December 2nd, 2015
The Los Angeles Auto Show closed out November and this year offered plenty of new options for potential car buyers and auto aficionados. From incorporating more green features to showcasing a slew of debuts and concepts, car lovers of all sorts found something that piqued their interest.
This appeared to be the year of the crossovers, with Cadillac displaying its new XT5 and Range Rover showcasing its latest offering, the Evoque Convertible, the first small luxury SUV convertible. Meanwhile, Jaguar introduced its F-Pace, the company's first foray into SUVs.
Autoblog had several favorites from the plethora of new options showcased at the convention. From fifth to first place, the blog's top five 2017 debuts were the Alfa Romeo Giulia, the Lincoln MKZ, the Honda Civic Coupe, the Mazda CX-9, and earning the top spot, the Fiat 124 Spider. Autoblog praised all of the new offerings' high-horsepower engines, beautiful concepts and excitement. Despite the buzz around green cars, none of those choices made the cut for the industry's blog.
Among some of the cutting-edge automobile technology on display, Ars Technica highlighted Hyundai's use of augmented reality in its owner's manual, while the BMW 7 Series will now feature wireless smartphone charging and gesture control over some aspects of the car. In addition, Audi's new Q7 SUV includes its multimedia interface and Virtual Cockpit system.
"After being a staple at auto shows, fuel cell vehicles appeared in short supply."
After being a staple at last year's LA Auto Show, as well as the 2015 New York International Auto Show, fuel cell vehicles appeared in short supply this year. One of the very few exceptions to this category was the Honda Clarity Fuel Cell Vehicle. However, according to CleanTechnica, the lack of fuel-cell vehicles seemed to provide more evidence that this type of energy source is not making much progress in the auto world and is still likely to face significant competition from traditional fossil-fuel sources.
A lingering scandal
Despite the new technology and concepts on display, the shadow of Volkswagen's scandal hung over the convention. As CNN noted, German media crews were polling Auto Show attendees and U.S. media outlets about VW's tainted brand and how this will potentially impact German-built competitors, such as BMW, Mercedes Benz and Audi.

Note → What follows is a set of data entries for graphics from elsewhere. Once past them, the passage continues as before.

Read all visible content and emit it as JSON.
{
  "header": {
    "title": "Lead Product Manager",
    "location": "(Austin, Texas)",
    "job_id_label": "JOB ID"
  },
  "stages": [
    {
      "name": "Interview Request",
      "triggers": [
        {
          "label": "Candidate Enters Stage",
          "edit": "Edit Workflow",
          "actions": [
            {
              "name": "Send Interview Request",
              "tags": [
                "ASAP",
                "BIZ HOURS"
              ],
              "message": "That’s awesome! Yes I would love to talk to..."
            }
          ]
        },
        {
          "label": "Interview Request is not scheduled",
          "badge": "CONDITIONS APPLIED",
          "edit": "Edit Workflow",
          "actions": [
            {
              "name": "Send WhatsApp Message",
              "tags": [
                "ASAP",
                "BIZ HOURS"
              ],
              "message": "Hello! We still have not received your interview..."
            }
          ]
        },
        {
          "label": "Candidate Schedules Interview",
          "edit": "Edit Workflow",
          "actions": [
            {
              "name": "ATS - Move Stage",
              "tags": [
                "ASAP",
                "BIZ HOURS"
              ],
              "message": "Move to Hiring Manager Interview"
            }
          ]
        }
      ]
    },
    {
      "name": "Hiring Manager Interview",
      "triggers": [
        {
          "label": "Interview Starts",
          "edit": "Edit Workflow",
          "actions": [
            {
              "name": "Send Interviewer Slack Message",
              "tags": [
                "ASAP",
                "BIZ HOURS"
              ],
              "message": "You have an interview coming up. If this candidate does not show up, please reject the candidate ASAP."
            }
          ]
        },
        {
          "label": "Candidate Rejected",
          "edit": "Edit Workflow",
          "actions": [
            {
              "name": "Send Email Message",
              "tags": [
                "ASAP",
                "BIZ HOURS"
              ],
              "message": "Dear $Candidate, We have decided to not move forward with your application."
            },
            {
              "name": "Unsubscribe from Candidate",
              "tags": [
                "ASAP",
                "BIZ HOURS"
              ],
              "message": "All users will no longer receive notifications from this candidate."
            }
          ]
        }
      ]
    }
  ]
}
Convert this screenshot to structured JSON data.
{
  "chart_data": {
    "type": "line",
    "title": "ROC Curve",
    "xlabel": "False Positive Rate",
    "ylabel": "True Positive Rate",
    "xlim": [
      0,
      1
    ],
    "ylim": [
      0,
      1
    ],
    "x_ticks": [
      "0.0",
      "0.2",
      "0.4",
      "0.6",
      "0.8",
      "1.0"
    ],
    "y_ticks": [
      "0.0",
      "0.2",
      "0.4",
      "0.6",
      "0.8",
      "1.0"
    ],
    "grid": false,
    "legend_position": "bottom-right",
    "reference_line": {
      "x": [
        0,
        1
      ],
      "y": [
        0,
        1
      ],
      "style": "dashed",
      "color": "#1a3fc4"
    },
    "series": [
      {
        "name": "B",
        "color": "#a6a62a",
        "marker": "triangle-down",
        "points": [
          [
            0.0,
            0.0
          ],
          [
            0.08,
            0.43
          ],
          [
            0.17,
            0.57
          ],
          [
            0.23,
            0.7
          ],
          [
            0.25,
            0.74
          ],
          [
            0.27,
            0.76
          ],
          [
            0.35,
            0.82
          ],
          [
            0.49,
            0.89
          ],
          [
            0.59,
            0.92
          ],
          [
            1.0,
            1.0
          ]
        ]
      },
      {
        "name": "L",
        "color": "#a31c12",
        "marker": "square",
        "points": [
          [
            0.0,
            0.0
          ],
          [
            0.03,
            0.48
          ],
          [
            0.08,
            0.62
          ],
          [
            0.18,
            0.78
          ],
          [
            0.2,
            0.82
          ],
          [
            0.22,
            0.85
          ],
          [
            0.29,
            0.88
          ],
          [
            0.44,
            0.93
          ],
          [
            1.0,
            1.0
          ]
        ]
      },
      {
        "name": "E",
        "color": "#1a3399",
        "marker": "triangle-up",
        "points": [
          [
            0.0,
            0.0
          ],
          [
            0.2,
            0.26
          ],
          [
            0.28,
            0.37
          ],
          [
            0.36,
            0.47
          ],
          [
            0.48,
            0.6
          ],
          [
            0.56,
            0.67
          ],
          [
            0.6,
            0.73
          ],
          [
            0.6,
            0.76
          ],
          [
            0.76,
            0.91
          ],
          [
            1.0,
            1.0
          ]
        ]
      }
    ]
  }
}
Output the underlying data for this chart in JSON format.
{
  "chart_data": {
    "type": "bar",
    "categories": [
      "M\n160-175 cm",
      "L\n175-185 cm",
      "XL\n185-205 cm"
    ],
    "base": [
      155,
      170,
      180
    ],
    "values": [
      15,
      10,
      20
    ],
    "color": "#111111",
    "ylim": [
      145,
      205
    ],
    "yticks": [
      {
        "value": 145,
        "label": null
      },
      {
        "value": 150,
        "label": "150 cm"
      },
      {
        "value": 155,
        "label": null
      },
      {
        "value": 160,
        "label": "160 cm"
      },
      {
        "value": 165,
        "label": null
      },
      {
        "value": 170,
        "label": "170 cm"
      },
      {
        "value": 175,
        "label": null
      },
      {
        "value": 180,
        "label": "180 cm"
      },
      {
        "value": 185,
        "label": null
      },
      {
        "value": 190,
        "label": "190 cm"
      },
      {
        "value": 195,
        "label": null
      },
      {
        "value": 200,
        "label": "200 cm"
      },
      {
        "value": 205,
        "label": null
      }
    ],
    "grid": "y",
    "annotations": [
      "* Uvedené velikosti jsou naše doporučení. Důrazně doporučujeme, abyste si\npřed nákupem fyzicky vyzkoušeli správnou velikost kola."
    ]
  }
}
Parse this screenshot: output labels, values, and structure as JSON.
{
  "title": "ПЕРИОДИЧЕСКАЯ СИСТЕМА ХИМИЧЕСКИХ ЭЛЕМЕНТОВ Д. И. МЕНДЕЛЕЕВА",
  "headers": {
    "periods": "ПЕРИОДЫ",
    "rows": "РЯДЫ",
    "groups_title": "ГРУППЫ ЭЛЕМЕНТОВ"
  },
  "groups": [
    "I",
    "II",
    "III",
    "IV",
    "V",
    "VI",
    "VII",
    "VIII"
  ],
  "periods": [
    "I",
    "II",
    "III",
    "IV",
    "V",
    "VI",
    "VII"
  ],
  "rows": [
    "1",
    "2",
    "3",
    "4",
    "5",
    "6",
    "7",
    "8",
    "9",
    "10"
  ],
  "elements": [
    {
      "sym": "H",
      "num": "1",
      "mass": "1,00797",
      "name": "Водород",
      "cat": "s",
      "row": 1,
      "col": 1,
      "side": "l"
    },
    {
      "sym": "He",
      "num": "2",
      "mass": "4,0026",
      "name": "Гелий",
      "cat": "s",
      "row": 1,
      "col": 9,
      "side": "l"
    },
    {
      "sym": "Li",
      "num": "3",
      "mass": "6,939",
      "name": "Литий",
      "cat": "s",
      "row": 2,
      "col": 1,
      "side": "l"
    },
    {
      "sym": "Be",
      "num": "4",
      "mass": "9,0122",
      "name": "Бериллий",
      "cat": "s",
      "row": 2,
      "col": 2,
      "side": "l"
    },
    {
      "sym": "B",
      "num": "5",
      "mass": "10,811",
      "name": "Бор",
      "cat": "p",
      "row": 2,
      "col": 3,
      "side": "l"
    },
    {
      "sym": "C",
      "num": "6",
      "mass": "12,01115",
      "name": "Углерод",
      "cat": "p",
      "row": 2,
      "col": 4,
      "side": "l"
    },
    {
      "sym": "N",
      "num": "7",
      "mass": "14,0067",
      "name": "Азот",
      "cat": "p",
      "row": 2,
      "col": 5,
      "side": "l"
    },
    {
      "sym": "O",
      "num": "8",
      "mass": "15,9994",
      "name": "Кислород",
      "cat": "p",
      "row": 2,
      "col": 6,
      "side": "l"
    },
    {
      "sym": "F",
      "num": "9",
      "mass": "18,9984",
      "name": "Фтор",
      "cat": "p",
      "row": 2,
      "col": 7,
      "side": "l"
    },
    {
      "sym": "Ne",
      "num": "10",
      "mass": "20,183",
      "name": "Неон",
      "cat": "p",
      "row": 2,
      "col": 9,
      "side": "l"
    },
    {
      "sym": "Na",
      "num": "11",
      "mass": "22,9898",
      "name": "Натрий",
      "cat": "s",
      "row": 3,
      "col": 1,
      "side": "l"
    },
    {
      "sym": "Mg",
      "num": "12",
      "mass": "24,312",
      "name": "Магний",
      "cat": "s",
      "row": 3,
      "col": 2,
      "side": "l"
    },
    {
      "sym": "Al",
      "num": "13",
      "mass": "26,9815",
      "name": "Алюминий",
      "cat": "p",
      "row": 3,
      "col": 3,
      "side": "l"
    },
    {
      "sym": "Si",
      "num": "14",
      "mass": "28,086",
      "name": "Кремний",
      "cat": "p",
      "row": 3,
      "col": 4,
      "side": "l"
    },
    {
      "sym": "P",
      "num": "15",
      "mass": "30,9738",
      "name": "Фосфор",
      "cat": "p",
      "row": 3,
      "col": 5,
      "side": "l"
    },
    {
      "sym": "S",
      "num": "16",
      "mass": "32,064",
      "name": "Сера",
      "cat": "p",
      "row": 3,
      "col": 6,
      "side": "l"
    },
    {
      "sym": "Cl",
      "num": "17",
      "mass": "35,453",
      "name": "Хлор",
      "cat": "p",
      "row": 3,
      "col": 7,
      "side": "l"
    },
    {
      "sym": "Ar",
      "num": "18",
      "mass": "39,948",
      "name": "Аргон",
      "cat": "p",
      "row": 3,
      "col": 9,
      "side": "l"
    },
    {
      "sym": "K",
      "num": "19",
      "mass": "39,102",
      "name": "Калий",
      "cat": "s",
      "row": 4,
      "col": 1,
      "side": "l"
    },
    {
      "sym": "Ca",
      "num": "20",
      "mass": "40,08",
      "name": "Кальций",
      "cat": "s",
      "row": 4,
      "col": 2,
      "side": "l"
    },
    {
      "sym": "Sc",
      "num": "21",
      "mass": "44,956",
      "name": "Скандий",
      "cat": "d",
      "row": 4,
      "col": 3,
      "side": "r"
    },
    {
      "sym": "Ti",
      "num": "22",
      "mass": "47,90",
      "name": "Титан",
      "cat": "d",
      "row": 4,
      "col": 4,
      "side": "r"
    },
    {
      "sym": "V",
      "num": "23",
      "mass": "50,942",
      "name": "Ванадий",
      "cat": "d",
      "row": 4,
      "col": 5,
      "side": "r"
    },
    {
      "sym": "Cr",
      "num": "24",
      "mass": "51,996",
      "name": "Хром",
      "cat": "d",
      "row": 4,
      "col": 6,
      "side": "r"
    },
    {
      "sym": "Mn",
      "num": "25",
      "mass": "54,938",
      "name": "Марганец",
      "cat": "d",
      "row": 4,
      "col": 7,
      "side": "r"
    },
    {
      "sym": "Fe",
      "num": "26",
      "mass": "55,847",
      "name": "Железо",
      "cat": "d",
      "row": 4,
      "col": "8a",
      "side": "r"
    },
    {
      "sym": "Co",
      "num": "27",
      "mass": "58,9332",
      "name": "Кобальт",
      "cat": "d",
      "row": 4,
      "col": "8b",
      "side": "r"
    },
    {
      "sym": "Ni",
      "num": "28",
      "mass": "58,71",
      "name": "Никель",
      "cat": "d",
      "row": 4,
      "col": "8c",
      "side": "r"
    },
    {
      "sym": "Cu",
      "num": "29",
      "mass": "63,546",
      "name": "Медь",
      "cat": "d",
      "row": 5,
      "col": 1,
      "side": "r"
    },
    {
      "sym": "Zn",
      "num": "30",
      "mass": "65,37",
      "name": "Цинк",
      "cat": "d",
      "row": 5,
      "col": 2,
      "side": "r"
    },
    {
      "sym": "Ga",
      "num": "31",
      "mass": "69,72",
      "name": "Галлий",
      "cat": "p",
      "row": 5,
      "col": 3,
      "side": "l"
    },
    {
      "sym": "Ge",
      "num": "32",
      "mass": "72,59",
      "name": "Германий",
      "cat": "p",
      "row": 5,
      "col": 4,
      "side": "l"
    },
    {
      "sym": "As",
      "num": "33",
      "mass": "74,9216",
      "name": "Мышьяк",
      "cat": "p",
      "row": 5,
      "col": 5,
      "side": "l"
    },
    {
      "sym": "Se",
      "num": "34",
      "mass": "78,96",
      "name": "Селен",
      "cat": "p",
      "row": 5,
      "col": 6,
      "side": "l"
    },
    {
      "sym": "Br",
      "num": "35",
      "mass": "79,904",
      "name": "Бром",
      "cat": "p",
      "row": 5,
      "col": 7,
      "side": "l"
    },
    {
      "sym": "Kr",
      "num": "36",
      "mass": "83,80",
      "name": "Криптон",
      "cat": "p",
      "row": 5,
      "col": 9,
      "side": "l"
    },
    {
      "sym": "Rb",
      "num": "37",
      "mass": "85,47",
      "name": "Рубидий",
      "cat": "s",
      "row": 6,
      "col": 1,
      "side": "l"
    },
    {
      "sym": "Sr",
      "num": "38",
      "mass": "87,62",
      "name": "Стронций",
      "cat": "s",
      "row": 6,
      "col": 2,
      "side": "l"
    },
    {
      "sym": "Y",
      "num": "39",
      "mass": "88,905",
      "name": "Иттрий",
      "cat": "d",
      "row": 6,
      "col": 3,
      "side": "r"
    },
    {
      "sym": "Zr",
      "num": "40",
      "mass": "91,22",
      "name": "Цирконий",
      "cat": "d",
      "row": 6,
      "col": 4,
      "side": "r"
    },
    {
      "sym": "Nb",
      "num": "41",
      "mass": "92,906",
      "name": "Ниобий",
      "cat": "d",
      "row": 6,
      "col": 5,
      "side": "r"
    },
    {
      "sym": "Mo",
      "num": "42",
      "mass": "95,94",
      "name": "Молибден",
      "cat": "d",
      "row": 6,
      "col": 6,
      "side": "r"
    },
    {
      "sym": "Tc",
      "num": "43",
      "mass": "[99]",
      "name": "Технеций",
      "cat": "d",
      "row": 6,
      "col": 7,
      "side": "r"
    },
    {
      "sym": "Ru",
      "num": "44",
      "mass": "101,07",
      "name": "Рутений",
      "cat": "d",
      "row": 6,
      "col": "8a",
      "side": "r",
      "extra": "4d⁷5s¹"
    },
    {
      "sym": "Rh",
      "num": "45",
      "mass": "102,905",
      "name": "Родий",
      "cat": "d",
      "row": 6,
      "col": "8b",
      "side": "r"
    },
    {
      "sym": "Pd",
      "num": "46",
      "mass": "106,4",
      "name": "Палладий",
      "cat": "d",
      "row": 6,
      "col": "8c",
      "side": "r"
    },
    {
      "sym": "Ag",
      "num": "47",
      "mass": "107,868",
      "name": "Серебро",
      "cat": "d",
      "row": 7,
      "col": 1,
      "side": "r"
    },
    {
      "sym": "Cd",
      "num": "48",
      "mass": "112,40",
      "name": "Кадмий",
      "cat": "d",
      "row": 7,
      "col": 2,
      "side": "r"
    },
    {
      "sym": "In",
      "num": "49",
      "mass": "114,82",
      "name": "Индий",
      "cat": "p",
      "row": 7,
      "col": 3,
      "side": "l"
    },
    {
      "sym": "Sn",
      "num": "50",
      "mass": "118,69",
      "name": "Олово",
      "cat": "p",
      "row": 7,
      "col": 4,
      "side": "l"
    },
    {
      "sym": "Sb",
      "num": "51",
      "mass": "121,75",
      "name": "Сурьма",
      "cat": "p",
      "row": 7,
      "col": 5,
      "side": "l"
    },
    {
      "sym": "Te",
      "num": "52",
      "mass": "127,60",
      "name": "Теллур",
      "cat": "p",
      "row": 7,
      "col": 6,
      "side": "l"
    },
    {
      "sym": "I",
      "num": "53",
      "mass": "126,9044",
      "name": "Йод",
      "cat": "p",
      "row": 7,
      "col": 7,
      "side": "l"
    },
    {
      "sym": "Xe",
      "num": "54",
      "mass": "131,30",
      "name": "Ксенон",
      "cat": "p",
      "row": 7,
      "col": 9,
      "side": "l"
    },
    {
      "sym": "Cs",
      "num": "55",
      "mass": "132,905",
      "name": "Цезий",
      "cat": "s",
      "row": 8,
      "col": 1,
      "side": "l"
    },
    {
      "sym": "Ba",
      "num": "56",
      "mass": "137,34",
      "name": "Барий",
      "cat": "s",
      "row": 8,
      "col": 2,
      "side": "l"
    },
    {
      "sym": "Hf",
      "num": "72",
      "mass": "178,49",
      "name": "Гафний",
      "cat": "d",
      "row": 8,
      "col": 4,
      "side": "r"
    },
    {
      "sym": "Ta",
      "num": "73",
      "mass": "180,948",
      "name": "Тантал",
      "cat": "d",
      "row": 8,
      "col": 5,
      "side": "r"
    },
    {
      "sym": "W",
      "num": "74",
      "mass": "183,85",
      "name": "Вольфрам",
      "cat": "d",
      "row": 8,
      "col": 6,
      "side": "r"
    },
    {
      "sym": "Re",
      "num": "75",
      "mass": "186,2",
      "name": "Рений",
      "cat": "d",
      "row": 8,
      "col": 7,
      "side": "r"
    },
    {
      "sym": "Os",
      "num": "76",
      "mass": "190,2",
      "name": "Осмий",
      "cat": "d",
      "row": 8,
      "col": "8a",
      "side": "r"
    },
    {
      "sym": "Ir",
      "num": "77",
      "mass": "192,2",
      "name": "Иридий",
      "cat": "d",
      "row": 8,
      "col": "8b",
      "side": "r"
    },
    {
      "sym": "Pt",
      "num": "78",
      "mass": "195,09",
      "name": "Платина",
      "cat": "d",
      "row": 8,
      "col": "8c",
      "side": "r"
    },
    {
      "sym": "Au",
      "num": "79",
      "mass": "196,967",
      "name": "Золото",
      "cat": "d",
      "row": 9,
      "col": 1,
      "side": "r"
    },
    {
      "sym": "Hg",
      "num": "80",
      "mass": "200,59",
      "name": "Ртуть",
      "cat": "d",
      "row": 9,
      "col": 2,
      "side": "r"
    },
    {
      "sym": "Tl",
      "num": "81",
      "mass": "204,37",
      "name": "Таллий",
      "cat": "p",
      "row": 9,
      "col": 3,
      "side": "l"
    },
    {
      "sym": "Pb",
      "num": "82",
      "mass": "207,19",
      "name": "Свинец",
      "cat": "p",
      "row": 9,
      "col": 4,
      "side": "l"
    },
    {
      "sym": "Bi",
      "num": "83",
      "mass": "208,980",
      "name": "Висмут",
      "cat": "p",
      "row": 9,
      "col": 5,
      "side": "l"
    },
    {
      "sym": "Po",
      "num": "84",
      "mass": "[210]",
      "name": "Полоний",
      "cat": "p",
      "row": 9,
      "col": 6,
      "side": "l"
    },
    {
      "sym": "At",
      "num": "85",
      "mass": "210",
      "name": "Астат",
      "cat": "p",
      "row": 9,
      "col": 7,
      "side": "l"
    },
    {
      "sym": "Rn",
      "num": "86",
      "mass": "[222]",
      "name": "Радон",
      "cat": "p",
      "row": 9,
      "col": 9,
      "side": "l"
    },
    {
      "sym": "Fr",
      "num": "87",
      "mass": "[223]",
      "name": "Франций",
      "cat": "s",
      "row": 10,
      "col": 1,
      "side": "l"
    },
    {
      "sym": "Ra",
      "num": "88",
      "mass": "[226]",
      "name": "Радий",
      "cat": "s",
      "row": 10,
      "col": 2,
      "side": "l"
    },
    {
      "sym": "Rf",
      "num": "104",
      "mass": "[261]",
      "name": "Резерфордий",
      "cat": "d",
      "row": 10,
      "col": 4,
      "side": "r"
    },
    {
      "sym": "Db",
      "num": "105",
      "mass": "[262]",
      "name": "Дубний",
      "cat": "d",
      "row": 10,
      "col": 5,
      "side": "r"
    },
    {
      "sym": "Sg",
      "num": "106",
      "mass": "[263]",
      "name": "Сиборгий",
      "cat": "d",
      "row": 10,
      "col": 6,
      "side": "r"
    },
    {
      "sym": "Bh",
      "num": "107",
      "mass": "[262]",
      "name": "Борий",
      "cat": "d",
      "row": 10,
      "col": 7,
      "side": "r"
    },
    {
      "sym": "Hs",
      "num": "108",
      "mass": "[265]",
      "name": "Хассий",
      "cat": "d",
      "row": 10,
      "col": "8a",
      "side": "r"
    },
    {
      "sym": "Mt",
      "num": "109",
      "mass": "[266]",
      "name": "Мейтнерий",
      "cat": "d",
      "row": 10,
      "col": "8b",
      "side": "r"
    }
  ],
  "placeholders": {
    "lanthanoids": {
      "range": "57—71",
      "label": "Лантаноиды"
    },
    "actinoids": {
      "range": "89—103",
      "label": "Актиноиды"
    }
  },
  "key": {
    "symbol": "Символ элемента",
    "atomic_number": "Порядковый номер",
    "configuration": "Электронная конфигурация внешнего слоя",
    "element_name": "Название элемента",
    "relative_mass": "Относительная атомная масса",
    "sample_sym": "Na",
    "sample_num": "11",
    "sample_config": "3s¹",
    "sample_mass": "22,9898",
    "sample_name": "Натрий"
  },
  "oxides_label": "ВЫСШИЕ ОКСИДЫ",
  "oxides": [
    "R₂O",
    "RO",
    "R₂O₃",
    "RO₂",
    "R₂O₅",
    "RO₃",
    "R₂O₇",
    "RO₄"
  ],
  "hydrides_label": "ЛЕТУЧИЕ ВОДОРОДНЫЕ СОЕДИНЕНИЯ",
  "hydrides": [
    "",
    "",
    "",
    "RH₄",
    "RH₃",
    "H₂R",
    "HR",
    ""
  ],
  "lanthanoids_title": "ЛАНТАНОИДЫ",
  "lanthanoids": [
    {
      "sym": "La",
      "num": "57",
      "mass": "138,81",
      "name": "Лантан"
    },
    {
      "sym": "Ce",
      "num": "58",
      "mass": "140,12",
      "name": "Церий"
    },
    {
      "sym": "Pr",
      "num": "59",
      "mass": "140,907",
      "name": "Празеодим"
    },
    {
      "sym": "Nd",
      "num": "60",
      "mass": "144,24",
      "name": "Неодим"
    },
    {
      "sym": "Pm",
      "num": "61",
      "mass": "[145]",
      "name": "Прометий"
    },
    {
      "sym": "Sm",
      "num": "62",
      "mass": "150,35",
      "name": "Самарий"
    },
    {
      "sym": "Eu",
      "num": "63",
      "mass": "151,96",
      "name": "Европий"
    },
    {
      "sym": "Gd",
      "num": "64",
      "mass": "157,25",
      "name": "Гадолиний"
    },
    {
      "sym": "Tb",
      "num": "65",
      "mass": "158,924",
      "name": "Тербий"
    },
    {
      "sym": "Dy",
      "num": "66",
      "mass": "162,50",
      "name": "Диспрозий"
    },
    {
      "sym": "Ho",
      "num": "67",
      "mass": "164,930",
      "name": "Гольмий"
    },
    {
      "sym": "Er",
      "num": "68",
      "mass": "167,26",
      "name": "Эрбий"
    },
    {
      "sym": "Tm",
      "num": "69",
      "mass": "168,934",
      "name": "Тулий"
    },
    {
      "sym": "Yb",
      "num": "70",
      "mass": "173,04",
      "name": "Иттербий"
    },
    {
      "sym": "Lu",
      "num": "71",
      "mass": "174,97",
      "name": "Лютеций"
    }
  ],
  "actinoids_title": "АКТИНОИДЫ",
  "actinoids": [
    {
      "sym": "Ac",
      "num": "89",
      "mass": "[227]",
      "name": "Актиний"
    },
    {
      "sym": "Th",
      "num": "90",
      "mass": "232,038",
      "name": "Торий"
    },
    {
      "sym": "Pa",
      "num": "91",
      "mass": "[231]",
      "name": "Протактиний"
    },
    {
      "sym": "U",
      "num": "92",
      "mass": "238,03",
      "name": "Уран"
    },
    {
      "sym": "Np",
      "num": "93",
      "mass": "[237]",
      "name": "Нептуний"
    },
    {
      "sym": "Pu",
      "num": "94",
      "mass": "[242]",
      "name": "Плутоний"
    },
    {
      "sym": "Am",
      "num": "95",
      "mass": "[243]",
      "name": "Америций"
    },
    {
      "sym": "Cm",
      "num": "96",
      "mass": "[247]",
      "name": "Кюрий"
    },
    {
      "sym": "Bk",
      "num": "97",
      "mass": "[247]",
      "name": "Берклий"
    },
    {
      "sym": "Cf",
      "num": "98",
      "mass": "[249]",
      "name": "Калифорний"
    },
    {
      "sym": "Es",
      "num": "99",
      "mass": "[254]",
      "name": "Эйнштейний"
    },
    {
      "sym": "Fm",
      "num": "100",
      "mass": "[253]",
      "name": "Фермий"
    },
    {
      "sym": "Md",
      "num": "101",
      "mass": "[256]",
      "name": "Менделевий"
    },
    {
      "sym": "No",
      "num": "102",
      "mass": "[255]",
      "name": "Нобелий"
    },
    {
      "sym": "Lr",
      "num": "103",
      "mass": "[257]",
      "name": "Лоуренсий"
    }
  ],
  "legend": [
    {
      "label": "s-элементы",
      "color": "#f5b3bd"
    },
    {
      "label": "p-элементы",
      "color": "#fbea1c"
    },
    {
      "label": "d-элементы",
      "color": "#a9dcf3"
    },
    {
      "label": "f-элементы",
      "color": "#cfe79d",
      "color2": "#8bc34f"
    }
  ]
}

Further, only a few short years ago, VW was the recipient of the LA Auto Show's Green Car Award, a prestigious accolade honoring vehicles that incorporate environmentally friendly technologies. The German-based car company received the award for what was then considered ground-breaking diesel technology. In the ensuing time, however, the systems used in the vehicles have been discovered to incorporate software whose sole purpose was to cheat emission tests.